On Tue, Aug 25, 2020 at 03:22:03PM -0700, Bart Van Assche wrote:

...

On 2020-08-25 11:24, Alan Stern wrote:

...
A related question concerns the BLK_MQ_REQ_PREEMPT flag. If it is set then the request is allowed while rpm_status is RPM_SUSPENDING. But in fact, the only requests which should be allowed at that time are those created by the lower-layer driver as part of its runtime-suspend handling; all other requests should be deferred. The BLK_MQ_REQ_PREEMPT flag doesn't seem like the right way to achieve this. Should we be using a different flag?

I think there is already a flag that is used to mark power management commands, namely RQF_PM.

My understanding is that the BLK_MQ_REQ_PREEMPT/RQF_PREEMPT flags are used for the following purposes:

In the SCSI core, scsi_execute() sets the BLK_MQ_PREEMPT flag.

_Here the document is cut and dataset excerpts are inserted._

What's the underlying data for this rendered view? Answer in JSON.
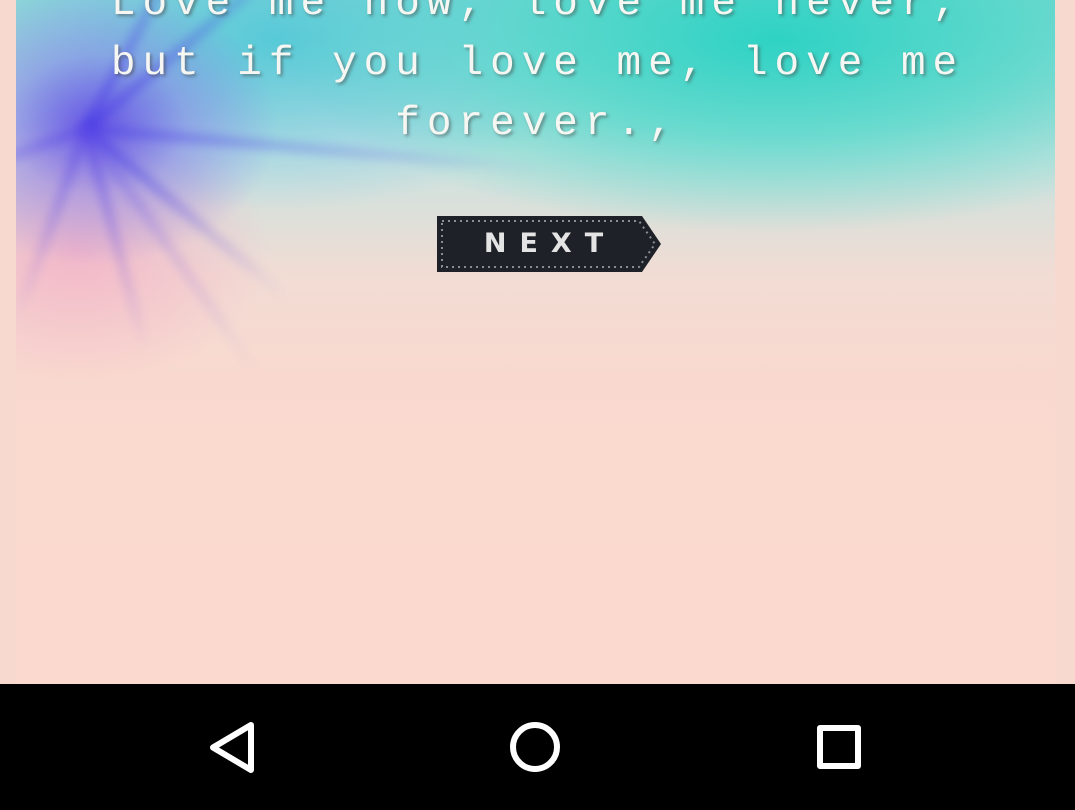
{
  "quote": {
    "line1": "Love me now, love me never,",
    "line2": "but if you love me, love me",
    "line3": "forever.,"
  },
  "next_button": {
    "label": "NEXT",
    "icon": "next-arrow-tag"
  },
  "navigation_bar": {
    "back": {
      "icon": "back-triangle-icon"
    },
    "home": {
      "icon": "home-circle-icon"
    },
    "recents": {
      "icon": "recents-square-icon"
    }
  },
  "colors": {
    "background": "#f8d9cf",
    "navbar": "#000000",
    "tag": "#1e2228",
    "quote_text": "#f6f6f2"
  }
}
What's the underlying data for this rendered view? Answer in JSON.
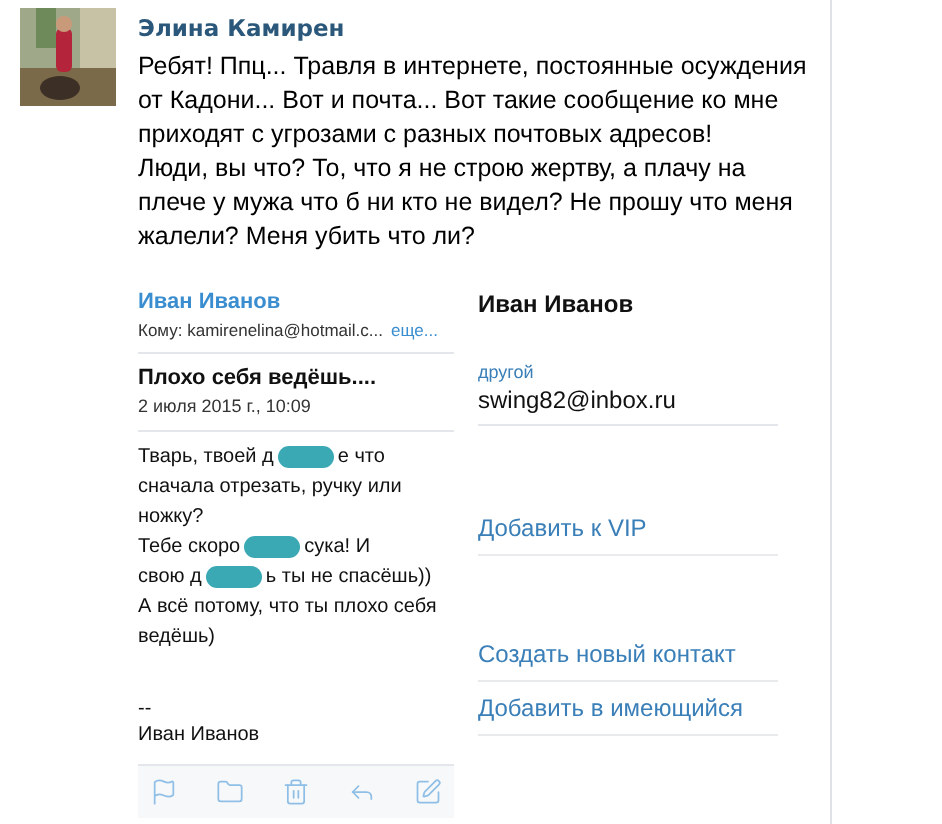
{
  "post": {
    "author": "Элина Камирен",
    "paragraphs": [
      "Ребят! Ппц... Травля в интернете, постоянные осуждения от Кадони... Вот и почта... Вот такие сообщение ко мне приходят с угрозами с разных почтовых адресов!",
      "Люди, вы что? То, что я не строю жертву, а плачу на плече у мужа что б ни кто не видел? Не прошу что меня жалели? Меня убить что ли?"
    ]
  },
  "email": {
    "sender": "Иван Иванов",
    "to": "Кому: kamirenelina@hotmail.c...",
    "more": "еще...",
    "subject": "Плохо себя ведёшь....",
    "date": "2 июля 2015 г., 10:09",
    "body": [
      {
        "parts": [
          "Тварь, твоей д",
          "е что"
        ]
      },
      {
        "parts": [
          "сначала отрезать, ручку или"
        ]
      },
      {
        "parts": [
          "ножку?"
        ]
      },
      {
        "parts": [
          "Тебе скоро ",
          "сука! И"
        ]
      },
      {
        "parts": [
          "свою д",
          "ь ты не спасёшь))"
        ]
      },
      {
        "parts": [
          "А всё потому, что ты плохо себя"
        ]
      },
      {
        "parts": [
          "ведёшь)"
        ]
      }
    ],
    "signature": [
      "--",
      "Иван Иванов"
    ],
    "toolbar": [
      {
        "kind": "flag"
      },
      {
        "kind": "folder"
      },
      {
        "kind": "trash"
      },
      {
        "kind": "reply"
      },
      {
        "kind": "compose"
      }
    ]
  },
  "contact": {
    "name": "Иван Иванов",
    "email_label": "другой",
    "email": "swing82@inbox.ru",
    "actions": [
      "Добавить к VIP",
      "Создать новый контакт",
      "Добавить в имеющийся"
    ]
  }
}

As a result, SCSI commands submitted with scsi_execute() are processed in the SDEV_QUIESCE SCSI device state. Since scsi_execute() is only used to submit other than medium access commands, in the SDEV_QUIESCE state medium access commands are paused and commands that do not access the storage medium (e.g. START/STOP commands) are processed.

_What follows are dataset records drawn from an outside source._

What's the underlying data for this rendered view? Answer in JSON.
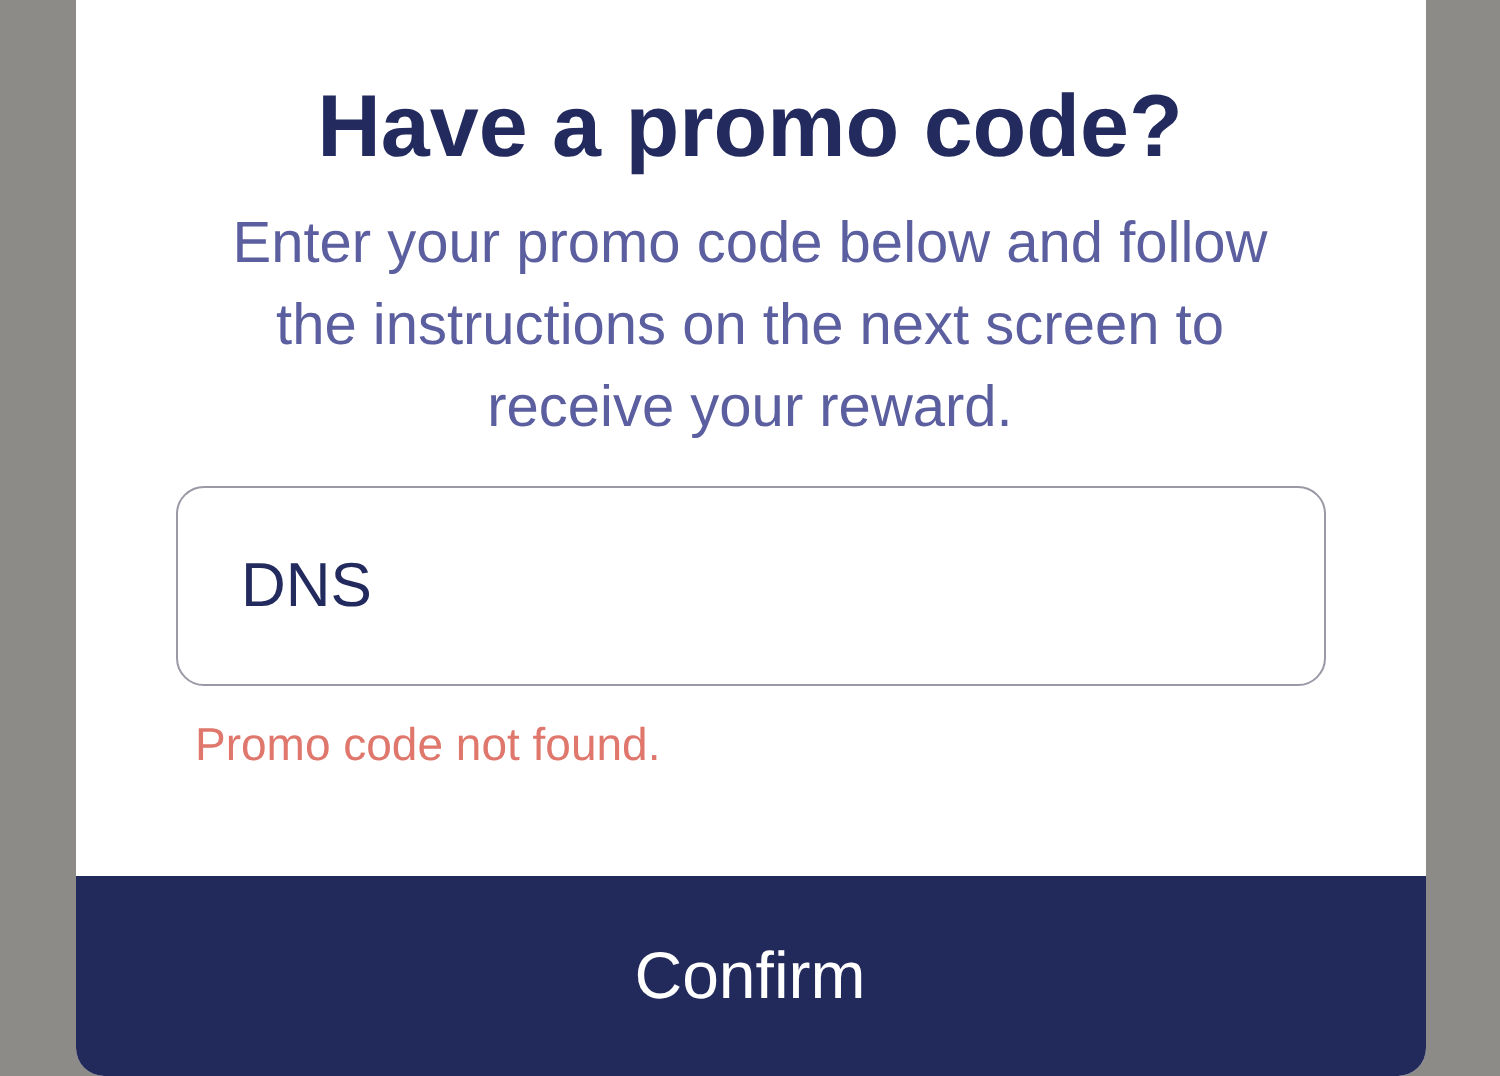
{
  "dialog": {
    "title": "Have a promo code?",
    "description": "Enter your promo code below and follow the instructions on the next screen to receive your reward.",
    "promo_field": {
      "value": "DNS",
      "error": "Promo code not found."
    },
    "confirm_button": {
      "label": "Confirm"
    }
  }
}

In the IDE-driver, for making one request preempt another request. From an old IDE commit (not sure if this is still relevant):

If action is ide_preempt, then the rq is queued at the head of

the request queue, displacing the currently-being-processed

request and this function returns immediately without waiting

for the new rq to be completed. This is VERY DANGEROUS, and is

intended for careful use by the ATAPI tape/cdrom driver code.

Ah, perfect. So in blk_queue_enter(), pm should be defined in terms of RQF_PM rather than BLK_MQ_REQ_PREEMPT.

The difficulty is that the flags argument is the wrong type; RQF_PM is defined as req_flags_t, not blk_mq_req_flags_t. It is associated with a particular request after the request has been created, so after blk_queue_enter() has been called.

How can we solve this?

Alan Stern

Bart Van Assche

27 Aug 27 Aug

3:35 a.m.

On 2020-08-25 18:51, Alan Stern wrote:

...

Ah, perfect. So in blk_queue_enter(), pm should be defined in terms of RQF_PM rather than BLK_MQ_REQ_PREEMPT.

The difficulty is that the flags argument is the wrong type; RQF_PM is defined as req_flags_t, not blk_mq_req_flags_t. It is associated with a particular request after the request has been created, so after blk_queue_enter() has been called.

How can we solve this?

The current code looks a bit weird because my focus when modifying the PM code has been on not breaking any existing code.

scsi_device_quiesce() relies on blk_queue_enter() processing all PREEMPT requests. A difficulty is that scsi_device_quiesce() is used for two separate purposes: * Runtime power management. * SCSI domain validation. See e.g. https://lwn.net/Articles/75917/.

I think that modifying blk_queue_enter() such that it only accepts PM requests will require to split scsi_device_quiesce() into two functions: one function that is used by the runtime power management code and another function that is used by the SCSI domain validation code. This may require to introduce new SCSI device states. If new SCSI device states are introduced, that should be done without modifying the state that is reported to user space. See also sdev_states[] and show_state_field in scsi_sysfs.c.

Thanks,

Bart.

Alan Stern

8:33 p.m.

On Wed, Aug 26, 2020 at 08:35:42PM -0700, Bart Van Assche wrote:

...

On 2020-08-25 18:51, Alan Stern wrote:

...
Ah, perfect. So in blk_queue_enter(), pm should be defined in terms of RQF_PM rather than BLK_MQ_REQ_PREEMPT.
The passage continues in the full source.